======================
Analysis of the booking data of a hotel chain/ hotel cooperation with five properties in locations.
The dataset contains bookings made in five different hotels from one hotel chain. One line corresponds to one person. For example, a double room is usually displayed in two rows with the same booking number. (Could also be two single rooms) The customer id is also assigned per person and provides information about whether customers book in several houses or more than once in one house.
Dimensions:
- 98 features (57 original + 41 new)
- 245k assignments
- Help identify repeating customers, as well as the features used for predition.
- Recognition of guests who are willing to spend above average amounts of money (called VIPs).
- Predict in which quarter and destination customer will book their next stay.
- Jupyter notebook following PEP8 designed for data science / technical audience.
- Slide deck (pdf / 10min presentation) pushed to GitHub designed for non-technical stakeholders outlining findings and recommendations, as well as future work.
- How to identify repeating customers?
- What distinguishes VIPs from the other guests?
- What do repeating customers/ VIPs have in common?
this notebook:
- Merging the three datasets
- Cleaning
- handling missing values
- inconsistency checks
- change variable types
next notebooks:
- Feature engineering
- EDA
- Basic and advanded modelling
- TimeSeries
- Conclusion
- Columns reise_special_event & flag_old have no value for the analysis
- Columns lkz & sprache_deutsch have low value for the analysis
- Guest of the Viana do Castelo show a different booking behaviour than the rest
- Guest from Linz and Düsseldorf are very similar.

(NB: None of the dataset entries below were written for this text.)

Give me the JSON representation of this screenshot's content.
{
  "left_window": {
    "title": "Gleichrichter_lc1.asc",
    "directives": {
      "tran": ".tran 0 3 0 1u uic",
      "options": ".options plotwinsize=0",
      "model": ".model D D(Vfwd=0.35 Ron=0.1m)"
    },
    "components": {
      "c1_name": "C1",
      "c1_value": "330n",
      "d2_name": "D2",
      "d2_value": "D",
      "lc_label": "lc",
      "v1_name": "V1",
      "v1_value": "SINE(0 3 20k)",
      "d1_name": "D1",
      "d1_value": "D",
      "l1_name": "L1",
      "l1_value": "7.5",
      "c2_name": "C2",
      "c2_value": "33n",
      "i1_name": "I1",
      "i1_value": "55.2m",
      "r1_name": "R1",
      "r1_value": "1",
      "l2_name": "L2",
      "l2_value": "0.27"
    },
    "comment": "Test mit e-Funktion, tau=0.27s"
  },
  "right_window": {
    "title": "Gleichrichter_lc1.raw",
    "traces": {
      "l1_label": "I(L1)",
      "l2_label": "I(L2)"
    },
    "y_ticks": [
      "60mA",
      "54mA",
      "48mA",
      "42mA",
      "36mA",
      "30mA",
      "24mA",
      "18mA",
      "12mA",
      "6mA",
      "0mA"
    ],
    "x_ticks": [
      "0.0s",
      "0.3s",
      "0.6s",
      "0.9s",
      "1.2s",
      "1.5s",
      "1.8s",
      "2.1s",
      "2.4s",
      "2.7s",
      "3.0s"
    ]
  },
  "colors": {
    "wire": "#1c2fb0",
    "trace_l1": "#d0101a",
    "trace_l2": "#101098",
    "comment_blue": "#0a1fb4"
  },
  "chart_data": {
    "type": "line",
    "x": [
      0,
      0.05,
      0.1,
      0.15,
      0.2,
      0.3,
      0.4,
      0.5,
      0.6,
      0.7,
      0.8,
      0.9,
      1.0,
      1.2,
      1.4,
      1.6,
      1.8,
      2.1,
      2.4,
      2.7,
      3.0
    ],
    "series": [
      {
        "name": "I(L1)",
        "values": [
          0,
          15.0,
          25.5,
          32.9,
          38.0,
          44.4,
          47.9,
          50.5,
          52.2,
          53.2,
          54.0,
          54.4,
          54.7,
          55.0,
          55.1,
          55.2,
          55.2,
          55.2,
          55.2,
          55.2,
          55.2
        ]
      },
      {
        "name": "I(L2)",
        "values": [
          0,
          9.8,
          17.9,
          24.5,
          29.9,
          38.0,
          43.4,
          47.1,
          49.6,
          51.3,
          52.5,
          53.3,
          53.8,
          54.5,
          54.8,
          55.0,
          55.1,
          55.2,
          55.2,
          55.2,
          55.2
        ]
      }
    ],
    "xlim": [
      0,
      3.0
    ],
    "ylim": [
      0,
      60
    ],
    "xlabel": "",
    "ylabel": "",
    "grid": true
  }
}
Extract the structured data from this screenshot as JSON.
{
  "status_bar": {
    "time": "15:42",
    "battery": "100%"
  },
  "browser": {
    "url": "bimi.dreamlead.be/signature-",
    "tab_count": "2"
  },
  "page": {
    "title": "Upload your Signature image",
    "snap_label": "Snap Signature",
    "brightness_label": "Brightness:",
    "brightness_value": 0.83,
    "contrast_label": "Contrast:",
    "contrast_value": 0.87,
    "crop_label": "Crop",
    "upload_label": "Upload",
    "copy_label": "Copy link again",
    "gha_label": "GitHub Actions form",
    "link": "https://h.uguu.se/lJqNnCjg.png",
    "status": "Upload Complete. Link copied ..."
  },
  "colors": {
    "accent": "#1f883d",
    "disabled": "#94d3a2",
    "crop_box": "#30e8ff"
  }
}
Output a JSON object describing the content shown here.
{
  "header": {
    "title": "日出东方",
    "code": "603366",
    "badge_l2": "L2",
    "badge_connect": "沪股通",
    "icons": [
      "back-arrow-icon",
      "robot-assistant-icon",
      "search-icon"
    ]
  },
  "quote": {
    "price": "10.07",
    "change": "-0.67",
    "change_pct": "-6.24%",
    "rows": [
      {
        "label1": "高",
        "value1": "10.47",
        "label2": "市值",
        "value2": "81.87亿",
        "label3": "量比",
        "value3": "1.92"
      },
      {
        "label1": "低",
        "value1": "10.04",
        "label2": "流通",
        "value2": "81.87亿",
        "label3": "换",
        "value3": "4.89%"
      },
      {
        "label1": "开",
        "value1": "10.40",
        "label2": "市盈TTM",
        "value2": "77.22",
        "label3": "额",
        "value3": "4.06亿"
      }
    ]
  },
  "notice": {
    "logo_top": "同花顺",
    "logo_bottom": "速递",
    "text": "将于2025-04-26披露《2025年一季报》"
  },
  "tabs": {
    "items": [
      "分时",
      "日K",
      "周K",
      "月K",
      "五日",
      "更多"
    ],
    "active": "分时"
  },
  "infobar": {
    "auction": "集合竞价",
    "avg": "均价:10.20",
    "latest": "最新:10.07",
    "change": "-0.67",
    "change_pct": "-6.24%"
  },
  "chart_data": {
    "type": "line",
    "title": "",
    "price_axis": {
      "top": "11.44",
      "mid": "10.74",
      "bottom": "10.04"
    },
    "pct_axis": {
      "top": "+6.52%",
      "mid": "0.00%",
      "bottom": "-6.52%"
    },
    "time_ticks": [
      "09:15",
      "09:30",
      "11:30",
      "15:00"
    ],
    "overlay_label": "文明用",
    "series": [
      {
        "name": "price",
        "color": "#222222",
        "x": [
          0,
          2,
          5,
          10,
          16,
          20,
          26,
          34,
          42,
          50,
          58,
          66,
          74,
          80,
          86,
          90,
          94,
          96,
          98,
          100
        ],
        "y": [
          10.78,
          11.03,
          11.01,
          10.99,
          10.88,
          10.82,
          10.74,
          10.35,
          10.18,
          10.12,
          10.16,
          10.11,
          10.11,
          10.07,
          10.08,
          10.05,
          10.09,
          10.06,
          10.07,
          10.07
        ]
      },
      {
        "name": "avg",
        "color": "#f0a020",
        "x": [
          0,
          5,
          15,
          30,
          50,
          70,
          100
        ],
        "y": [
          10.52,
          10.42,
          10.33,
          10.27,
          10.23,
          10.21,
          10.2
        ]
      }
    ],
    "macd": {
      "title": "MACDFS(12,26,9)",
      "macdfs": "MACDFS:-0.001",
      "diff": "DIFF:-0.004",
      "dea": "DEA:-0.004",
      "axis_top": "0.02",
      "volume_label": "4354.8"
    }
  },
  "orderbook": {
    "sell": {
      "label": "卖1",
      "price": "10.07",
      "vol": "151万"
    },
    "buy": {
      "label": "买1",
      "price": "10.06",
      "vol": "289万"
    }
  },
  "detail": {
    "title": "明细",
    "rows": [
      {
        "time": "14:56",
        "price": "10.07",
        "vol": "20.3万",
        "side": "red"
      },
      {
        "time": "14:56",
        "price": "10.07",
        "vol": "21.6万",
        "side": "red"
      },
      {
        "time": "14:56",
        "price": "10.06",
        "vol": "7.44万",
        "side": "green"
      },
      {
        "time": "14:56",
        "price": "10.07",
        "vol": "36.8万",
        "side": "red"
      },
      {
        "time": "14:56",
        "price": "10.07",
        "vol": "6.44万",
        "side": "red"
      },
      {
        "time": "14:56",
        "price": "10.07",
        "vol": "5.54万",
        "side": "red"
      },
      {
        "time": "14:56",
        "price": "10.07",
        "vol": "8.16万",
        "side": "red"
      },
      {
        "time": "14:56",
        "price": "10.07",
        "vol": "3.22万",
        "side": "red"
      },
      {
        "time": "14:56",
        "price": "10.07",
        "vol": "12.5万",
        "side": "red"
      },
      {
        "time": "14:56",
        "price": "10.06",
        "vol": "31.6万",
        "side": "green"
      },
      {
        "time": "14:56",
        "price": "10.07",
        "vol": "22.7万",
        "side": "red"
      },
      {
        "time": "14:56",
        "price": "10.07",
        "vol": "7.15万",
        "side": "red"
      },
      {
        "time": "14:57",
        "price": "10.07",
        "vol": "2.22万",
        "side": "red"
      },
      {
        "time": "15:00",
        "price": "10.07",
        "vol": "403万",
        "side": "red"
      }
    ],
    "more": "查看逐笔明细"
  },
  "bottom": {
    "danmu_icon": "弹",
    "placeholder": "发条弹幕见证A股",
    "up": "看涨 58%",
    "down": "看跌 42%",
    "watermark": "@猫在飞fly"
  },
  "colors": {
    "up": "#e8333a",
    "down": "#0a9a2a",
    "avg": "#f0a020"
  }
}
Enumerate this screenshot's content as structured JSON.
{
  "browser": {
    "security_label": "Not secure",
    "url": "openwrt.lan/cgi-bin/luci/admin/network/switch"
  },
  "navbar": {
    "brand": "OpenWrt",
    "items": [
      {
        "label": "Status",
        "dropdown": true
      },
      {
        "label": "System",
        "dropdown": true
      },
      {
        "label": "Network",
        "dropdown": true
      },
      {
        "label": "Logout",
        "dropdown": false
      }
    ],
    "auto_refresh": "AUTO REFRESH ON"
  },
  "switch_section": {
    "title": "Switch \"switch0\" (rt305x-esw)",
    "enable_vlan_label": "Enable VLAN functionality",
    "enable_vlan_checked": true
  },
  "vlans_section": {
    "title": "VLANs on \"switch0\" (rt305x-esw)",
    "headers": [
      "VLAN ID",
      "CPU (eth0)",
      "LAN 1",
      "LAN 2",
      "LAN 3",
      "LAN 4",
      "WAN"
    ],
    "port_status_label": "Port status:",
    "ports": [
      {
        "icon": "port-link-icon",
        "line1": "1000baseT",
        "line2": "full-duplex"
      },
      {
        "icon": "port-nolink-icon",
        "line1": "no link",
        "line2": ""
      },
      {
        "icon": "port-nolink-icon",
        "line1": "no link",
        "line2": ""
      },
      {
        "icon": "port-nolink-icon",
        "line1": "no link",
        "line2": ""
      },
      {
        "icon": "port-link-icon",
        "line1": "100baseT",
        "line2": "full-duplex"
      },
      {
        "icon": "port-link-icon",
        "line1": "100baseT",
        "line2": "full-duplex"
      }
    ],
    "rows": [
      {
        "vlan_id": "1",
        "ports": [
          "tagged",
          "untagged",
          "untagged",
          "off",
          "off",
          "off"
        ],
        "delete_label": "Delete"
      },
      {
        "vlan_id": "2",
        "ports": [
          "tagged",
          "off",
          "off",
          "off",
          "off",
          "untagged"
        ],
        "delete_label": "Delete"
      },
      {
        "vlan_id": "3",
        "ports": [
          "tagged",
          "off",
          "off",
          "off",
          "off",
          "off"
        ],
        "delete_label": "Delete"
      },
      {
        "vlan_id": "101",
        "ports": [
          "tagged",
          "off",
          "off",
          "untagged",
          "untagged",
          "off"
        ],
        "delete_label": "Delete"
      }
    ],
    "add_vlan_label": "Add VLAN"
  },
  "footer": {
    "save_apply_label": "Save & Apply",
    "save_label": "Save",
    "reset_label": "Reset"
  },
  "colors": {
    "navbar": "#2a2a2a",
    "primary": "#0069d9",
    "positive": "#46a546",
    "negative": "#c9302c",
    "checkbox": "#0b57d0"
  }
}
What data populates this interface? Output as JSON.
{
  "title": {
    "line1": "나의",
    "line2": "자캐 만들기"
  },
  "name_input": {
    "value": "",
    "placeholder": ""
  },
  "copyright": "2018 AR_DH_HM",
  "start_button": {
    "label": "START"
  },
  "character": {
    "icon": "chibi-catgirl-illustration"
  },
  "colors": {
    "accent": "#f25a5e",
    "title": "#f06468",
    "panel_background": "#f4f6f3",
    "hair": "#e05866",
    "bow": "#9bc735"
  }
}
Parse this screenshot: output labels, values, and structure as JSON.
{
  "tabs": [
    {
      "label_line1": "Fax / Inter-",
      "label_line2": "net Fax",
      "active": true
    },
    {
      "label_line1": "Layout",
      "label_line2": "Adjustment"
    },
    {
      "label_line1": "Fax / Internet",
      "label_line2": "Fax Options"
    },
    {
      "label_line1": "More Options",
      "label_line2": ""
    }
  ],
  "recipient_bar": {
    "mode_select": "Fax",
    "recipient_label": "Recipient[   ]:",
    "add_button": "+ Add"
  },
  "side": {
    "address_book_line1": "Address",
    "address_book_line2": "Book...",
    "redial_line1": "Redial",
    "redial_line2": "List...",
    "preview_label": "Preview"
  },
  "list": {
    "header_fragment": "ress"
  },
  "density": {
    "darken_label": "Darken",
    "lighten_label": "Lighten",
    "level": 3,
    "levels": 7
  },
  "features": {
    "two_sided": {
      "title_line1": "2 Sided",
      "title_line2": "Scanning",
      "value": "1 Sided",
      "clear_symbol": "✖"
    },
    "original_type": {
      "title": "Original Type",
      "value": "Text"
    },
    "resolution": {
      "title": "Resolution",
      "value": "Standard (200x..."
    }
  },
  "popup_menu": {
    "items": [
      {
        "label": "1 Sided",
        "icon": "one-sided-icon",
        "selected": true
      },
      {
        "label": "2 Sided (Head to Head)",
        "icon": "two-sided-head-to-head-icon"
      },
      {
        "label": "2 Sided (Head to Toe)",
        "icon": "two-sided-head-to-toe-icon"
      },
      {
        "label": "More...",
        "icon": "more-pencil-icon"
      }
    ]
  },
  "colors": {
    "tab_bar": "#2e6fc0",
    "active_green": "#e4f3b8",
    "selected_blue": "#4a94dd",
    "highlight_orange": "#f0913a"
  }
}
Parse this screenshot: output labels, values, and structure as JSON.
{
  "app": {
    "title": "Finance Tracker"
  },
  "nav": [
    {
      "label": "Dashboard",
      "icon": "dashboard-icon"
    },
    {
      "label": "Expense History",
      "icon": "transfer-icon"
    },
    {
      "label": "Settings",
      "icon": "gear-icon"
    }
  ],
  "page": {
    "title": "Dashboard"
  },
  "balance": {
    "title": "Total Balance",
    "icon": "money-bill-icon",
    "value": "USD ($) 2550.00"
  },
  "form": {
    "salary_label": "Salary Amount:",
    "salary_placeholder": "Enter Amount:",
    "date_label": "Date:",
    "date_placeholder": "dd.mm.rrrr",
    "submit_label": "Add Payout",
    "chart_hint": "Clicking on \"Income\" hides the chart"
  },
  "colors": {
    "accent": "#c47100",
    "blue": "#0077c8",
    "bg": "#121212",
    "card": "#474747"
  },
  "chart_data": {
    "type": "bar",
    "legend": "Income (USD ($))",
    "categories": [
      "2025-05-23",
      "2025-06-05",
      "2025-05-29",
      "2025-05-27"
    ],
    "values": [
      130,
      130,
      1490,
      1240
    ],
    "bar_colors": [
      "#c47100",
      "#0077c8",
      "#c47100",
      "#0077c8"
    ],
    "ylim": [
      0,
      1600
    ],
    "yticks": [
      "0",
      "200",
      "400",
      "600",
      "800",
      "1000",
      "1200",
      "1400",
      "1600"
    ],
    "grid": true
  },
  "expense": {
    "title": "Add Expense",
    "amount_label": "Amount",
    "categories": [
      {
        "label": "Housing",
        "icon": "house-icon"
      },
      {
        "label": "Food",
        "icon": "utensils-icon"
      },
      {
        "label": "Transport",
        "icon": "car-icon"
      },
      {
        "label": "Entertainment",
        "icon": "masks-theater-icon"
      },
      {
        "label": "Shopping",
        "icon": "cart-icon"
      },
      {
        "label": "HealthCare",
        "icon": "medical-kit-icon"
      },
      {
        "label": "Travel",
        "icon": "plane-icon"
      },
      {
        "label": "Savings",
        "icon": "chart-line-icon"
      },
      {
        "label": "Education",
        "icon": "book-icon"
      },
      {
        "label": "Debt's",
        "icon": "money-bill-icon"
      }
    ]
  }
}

- Adaboost is best suited for forecasting regular guests.
- To identify solvent customers, a logistic regression with dummie variables turned out to deliver the best result.
- Hotels should focus on win customer to book less via travel agency
- Advertising ban does not have a negative impact on follow up bookings
- Adding additional information like:
- Events at the destination
- Cancellations
- Revenue per available room (required capacity for each destination)
- Feedback from tripadvisor, yelp, etc. as well as from hotel internal surveys
- dataset can not be published due to nda
- data/glossary.xlsx: list of all features
- slides/slides.pdf: slide deck visualising the findings (10min.)
- 1-Cleaning.ipynb: Data cleansing for subsequent EDA
- 2-EDA.ipynb: jupyter notebook with Exploratory Data Analysis (EDA), visualizations, further documentation
- 3-Modelling_Repeater.ipynb: predicting repeating customers
- 4-Modelling_VIPs.ipynb: predicting solvent guests
Pandas / NumPy / Matplotlib / Seaborn / sklearn
This code is licensed under the GNU General Public License v3.0. For more details, please take a look at the LICENSE file.